Cellini has set up an immense foundry. The tension is at its peak. To fight his fears, Ascanio laughs and sings. Cellini feels the eyes of Rome upon him and wishes he could live the simple life of a shepherd, free from the worries and pressure that an artist has to go through to please his benefactors. But there is not much time for daydreaming. Ascanio and Cellini are rallying workmen to prepare bronze for the casting. Accompanied by swordsmen, Fieramosca enters. Under the pretext of asking satisfaction from Cellini and provoking him to a duel outside, he plans to take advantage of the sculptor’s absence to bribe the workers against their master. The moment is favourable because the workers, dissatisfied with their low wages, just went on strike. But Teresa turns the plan to Cellini’s advantage and the workers turn on Fieramosca, thinking that he killed their master. To their surprise, Cellini returns and orders the workmen to dress Fieramosca in an apron and put him to work. Fieramosca happily submits to this punishment.
The Pope and Balducci come to watch the casting; both are sceptical about the success.

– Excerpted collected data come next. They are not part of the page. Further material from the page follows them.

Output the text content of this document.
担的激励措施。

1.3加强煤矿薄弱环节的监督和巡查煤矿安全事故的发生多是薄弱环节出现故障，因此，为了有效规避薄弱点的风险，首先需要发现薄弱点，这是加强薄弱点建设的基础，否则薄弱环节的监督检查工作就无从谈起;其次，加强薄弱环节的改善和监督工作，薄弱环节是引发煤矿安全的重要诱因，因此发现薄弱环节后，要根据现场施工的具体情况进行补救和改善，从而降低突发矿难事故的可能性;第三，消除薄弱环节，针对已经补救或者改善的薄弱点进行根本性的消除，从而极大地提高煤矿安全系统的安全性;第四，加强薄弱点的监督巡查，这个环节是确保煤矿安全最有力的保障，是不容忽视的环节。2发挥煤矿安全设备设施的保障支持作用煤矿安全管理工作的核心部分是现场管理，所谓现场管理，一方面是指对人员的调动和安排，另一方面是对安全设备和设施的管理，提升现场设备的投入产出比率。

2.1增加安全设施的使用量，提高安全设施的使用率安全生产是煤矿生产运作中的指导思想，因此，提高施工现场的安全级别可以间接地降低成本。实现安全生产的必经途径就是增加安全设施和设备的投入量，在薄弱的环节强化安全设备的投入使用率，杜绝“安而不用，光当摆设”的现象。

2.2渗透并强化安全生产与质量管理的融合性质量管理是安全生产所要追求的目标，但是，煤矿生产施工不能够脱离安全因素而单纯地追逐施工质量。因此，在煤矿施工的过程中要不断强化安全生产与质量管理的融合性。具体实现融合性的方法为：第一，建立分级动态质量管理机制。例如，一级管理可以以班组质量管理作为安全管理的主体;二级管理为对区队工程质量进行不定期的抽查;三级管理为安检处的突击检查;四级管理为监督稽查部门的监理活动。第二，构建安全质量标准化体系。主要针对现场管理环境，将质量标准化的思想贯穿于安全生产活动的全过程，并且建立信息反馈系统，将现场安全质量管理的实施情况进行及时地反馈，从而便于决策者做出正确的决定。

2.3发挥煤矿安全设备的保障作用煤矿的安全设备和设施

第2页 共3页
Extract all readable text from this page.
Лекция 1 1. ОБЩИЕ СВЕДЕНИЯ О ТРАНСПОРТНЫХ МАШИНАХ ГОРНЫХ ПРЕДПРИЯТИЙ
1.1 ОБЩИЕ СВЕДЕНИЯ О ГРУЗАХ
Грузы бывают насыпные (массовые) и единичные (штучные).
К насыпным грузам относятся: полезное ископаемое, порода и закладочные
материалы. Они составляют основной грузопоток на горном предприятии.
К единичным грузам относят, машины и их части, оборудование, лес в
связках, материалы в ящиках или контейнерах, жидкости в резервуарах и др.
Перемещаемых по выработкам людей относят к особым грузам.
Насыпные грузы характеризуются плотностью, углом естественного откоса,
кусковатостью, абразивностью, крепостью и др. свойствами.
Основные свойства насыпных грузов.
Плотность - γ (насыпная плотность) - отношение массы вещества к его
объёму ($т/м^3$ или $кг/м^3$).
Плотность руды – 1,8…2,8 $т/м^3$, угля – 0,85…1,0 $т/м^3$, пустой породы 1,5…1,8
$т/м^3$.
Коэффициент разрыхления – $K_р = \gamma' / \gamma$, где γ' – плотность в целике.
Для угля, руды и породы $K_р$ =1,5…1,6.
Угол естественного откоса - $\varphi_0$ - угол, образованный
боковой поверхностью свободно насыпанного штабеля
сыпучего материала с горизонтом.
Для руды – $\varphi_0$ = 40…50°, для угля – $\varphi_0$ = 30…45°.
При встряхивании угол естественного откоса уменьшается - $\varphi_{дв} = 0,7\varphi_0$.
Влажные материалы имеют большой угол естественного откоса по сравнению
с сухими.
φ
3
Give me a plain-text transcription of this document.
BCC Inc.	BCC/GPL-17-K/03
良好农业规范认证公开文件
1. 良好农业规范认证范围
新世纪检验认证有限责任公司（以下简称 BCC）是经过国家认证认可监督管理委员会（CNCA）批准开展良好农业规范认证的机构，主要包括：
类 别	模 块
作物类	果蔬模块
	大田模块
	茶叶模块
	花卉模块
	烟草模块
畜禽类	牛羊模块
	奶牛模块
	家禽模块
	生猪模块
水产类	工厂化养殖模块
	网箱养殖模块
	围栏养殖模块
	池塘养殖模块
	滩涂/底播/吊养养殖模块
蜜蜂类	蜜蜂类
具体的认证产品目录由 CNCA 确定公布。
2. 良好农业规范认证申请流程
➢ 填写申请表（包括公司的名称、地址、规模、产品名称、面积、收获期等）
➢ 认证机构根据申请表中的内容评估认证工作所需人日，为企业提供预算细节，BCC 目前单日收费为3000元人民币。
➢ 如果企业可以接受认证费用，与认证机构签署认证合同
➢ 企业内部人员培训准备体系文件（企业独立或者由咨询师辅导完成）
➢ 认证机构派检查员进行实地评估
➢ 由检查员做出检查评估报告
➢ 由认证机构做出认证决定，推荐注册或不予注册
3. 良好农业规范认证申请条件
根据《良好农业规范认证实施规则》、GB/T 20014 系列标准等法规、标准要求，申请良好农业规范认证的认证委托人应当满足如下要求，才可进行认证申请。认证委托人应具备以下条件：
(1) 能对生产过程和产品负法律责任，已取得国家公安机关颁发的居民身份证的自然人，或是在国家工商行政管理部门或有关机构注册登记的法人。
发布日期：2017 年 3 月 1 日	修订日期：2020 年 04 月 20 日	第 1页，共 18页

Fieramosca bursts in asking for more metal saying there is not enough to complete the job. In a creative inspiration, Cellini orders his apprentices to sacrifice all his previous works – statues and jewels – in order to save the casting. The workers redouble their efforts, but the overloaded crucible explodes. For a moment, it seems all is lost. Then the bronze begins to flow.
The casting is successful. Fieramosca is overcome by emotion and embraces his rival, Balducci suddenly changes his mind and willingly hands Teresa to Cellini, and the Pope pardons Cellini. Art has triumphed and everyone sings its praise.